Élections européennes 2019 : Pourquoi les Outre-mer ont-ils voté Rassemblement national ?

Élections européennes 2019 : Pourquoi les Outre-mer ont-ils voté Rassemblement national ?

Marine Le Pen en campagne à La Réunion pour les Européennes ©Zinfos

Ces territoires, où en 2012 encore le Rassemblement national dépassait durement les 10%, ont placé la liste de Jordan Bardella en tête dans plusieurs d’entre eux. Avant le scrutin, il faut reconnaître que le RN fut le seul à consacrer une conférence de presse et une campagne très tournée vers ces territoires où il fut jadis persona non-grata. 

À La Réunion, où le mouvement des gilets jaunes fut historiquement important en novembre dernier, le Rassemblement national truste l’ensemble des 24 communes de l’île. En 2017 déjà, Marine Le Pen y avait fait un bon score, mais deuxième derrière Jean-Luc Mélenchon au premier tour et Emmanuel Macron au second. On aurait pu croire que les personnalités de Younous Omarjee et Jean-Hugues Ratenon allaient permettre à la France insoumise de réitérer son score de 2017, mais le mouvement des gilets jaunes semble, ici, avoir bien profité à la liste du RN.

À Mayotte, il va sans dire que le contexte de l’immigration clandestine a été bénéfique au parti bleu marine, qui a déjà le vent en poupe depuis 2017. Et comme preuve de la complexité des votes Outre-mer, la liste Rassemblement national fait dans ce département majoritairement musulman, son meilleur score national.

À Saint-Pierre et Miquelon, l’adage qui affirme que l’on n’est pas prophète dans son propre pays se vérifie. Ainsi, les électeurs du petit archipel français de l’Atlantique nord désavouent la ministre des Outre-mer Annick Girardin, originaire de cette Collectivité d’Outre-mer, qui s’était impliquée dans la campagne. Le Rassemblement national arrive en tête avec 24,06% alors que la liste Renaissance ne fait que 18,27%. Reste à savoir si la ministre résistera à un éventuel remaniement ministériel ?

En Nouvelle-Calédonie, où la participation est à la baisse, ce scrutin semble avoir permis à un certain électorat d’appuyer son « non » au référendum d’autodétermination du 4 novembre.

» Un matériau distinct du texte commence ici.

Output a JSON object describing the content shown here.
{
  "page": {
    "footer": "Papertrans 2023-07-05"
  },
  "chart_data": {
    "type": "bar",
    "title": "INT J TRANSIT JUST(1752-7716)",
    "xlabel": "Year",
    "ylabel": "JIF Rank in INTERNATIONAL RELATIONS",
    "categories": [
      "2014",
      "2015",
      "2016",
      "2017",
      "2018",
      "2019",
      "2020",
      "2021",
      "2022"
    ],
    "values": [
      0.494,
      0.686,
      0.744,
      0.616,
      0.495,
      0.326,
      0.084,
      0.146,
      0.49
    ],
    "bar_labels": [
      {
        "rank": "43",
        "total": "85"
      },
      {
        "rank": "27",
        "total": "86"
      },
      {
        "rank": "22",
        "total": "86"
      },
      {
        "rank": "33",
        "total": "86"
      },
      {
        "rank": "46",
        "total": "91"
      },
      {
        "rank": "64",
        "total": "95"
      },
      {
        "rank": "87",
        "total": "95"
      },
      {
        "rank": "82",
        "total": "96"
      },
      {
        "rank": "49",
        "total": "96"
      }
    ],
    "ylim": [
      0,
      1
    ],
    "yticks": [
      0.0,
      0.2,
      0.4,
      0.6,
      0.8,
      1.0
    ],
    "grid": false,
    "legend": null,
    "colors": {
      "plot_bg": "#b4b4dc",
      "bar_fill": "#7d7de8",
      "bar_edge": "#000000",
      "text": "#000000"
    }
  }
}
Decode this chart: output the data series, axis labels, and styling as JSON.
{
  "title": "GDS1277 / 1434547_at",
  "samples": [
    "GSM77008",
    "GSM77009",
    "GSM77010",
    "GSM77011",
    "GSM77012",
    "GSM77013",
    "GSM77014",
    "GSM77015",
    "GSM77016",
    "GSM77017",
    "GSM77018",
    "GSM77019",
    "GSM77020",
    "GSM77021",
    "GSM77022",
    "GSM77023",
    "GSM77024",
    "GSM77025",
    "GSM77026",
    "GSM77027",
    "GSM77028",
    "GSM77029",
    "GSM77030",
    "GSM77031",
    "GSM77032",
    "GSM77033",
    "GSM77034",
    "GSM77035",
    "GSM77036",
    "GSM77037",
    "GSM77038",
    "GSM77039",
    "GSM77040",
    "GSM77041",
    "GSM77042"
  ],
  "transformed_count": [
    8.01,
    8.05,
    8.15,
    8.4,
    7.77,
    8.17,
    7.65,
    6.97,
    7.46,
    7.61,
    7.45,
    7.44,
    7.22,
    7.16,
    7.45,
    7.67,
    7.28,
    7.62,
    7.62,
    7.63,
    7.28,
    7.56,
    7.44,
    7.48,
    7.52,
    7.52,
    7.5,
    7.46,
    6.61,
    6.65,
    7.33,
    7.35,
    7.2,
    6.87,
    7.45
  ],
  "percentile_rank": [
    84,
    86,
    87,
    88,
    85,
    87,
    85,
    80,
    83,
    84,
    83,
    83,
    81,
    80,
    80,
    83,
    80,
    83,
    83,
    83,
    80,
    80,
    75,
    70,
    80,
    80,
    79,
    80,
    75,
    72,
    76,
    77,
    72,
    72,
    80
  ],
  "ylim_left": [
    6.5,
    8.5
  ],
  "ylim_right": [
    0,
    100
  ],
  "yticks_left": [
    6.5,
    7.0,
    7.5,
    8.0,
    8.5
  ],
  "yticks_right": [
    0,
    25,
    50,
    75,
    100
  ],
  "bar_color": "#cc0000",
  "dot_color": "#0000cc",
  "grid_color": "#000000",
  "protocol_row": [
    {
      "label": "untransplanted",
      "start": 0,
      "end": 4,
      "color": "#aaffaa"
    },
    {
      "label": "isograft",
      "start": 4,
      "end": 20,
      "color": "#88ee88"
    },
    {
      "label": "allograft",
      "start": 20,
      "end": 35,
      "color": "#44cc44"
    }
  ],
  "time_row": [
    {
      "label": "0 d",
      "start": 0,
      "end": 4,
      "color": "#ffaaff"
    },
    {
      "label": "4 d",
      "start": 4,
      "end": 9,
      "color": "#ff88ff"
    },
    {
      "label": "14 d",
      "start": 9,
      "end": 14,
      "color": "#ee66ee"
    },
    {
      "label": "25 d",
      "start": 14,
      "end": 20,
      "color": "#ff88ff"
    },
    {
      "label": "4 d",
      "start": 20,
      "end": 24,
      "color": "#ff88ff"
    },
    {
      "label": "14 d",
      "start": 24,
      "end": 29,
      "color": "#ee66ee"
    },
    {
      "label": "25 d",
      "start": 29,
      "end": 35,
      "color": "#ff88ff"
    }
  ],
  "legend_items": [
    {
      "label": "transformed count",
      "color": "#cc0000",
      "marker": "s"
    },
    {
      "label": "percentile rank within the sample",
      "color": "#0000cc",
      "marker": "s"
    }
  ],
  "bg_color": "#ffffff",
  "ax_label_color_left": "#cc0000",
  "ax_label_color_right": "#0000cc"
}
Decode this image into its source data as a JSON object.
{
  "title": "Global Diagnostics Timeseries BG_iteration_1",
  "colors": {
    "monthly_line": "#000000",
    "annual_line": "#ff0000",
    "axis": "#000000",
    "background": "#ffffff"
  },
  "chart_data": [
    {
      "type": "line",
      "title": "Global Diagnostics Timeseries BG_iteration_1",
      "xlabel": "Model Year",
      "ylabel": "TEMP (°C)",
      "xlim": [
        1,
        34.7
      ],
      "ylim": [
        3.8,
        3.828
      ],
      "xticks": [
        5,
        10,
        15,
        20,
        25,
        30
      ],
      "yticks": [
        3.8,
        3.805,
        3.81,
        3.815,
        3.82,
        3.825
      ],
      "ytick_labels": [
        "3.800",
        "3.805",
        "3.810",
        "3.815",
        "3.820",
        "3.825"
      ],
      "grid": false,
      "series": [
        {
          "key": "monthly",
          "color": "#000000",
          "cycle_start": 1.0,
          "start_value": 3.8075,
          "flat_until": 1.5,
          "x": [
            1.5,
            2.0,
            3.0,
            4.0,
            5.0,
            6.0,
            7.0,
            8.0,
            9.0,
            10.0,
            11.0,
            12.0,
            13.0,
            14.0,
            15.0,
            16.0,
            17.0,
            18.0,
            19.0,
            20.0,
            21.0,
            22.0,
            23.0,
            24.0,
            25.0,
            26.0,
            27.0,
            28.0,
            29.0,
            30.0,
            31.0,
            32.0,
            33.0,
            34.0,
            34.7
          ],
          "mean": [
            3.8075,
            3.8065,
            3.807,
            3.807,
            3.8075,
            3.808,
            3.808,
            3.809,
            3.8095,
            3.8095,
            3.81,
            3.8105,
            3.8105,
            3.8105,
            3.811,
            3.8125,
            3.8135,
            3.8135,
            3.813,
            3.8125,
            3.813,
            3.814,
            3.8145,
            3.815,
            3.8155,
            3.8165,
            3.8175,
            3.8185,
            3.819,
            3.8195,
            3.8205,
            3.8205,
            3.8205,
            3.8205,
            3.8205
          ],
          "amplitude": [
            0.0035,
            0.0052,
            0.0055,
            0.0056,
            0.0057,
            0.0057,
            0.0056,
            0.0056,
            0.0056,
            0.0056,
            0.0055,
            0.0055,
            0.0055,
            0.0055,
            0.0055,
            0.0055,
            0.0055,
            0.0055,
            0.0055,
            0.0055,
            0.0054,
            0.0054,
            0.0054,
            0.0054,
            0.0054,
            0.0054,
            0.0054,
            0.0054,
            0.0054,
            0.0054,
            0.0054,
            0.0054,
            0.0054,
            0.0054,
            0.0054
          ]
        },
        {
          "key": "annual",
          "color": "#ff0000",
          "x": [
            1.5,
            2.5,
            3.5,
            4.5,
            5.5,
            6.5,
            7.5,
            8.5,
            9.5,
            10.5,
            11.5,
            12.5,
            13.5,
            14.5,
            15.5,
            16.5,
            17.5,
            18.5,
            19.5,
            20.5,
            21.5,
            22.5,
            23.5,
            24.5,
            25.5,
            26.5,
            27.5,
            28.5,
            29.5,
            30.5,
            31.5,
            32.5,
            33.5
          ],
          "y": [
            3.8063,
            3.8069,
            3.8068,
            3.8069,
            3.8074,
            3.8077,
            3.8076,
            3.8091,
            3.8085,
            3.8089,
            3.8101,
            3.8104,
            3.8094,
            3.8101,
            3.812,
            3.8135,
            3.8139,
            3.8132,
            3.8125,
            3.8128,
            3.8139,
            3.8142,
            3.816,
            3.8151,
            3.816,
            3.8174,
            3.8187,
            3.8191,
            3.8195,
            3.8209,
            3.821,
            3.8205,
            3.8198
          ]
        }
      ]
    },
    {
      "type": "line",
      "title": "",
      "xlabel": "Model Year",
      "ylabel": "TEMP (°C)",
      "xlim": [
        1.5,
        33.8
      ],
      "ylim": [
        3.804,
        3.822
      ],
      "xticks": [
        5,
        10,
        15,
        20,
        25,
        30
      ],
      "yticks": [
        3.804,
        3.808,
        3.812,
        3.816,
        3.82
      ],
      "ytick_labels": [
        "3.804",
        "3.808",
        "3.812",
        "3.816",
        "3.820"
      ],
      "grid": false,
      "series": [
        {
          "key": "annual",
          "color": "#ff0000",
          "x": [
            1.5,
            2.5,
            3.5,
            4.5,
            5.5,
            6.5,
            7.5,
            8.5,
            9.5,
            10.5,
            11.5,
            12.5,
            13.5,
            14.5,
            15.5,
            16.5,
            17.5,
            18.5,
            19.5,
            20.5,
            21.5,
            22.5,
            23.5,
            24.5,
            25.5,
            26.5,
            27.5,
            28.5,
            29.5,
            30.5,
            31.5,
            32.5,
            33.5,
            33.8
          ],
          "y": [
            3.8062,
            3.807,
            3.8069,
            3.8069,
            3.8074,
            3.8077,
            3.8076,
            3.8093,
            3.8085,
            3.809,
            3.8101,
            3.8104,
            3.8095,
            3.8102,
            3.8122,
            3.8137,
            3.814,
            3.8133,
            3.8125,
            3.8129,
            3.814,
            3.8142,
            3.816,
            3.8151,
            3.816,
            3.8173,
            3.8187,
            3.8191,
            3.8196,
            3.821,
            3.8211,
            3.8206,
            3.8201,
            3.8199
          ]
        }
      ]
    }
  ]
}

La Martinique, la Polynésie et Wallis et Futuna ont, de leurs côtés, résisté à la poussée du RN. En Martinique, les caciques ont appelé à faire barrage et font encore figures de résistants dans le bassin atlantique. En Polynésie, le résultat est plus complexe. La liste Renaissance arrivée en tête avec 43,31% a pu compter sur l’implication et le soutien du président de la Collectivité Édouard Fritch. Celui-ci envoie ainsi un signe clair et net à Paris : il est écouté, soutenu, et il vaut mieux pour Paris d’en faire un allié plutôt que le fâcher. De quoi partir avec un avantage pour négocier les dossiers polynésiens à Paris. Localement, et après des Territoriales 2018 victorieuses, Édouard Fritch réaffirme son poids électoral avant les municipales de 2020.

De manière générale, les Outre-mer comme l’Hexagone n’ont-ils pas, ce dimanche, exprimé une énième fois leur exaspération et leur défiance envers les politiques économiques et sociales décidées des gouvernements successifs, pour des territoires où l’on a plus besoin de rappeler les problèmes de chômage, de misère sociale et de pouvoir d’achat ?

De Nicolas Sarkozy à Emmanuel Macron, en passant par François Hollande, le pouvoir parisien n’a eu de cesse de proposer à ces territoires des modifications statutaires, des États généraux, des Assises ou des trajectoires stratégiques dont les effets restent peu perceptibles dans le quotidien de ces populations. Et le vote de dimanche semble être un appel à une voie complètement originale, plus concrète et émanant des populations ultramarines pour leurs propres territoires.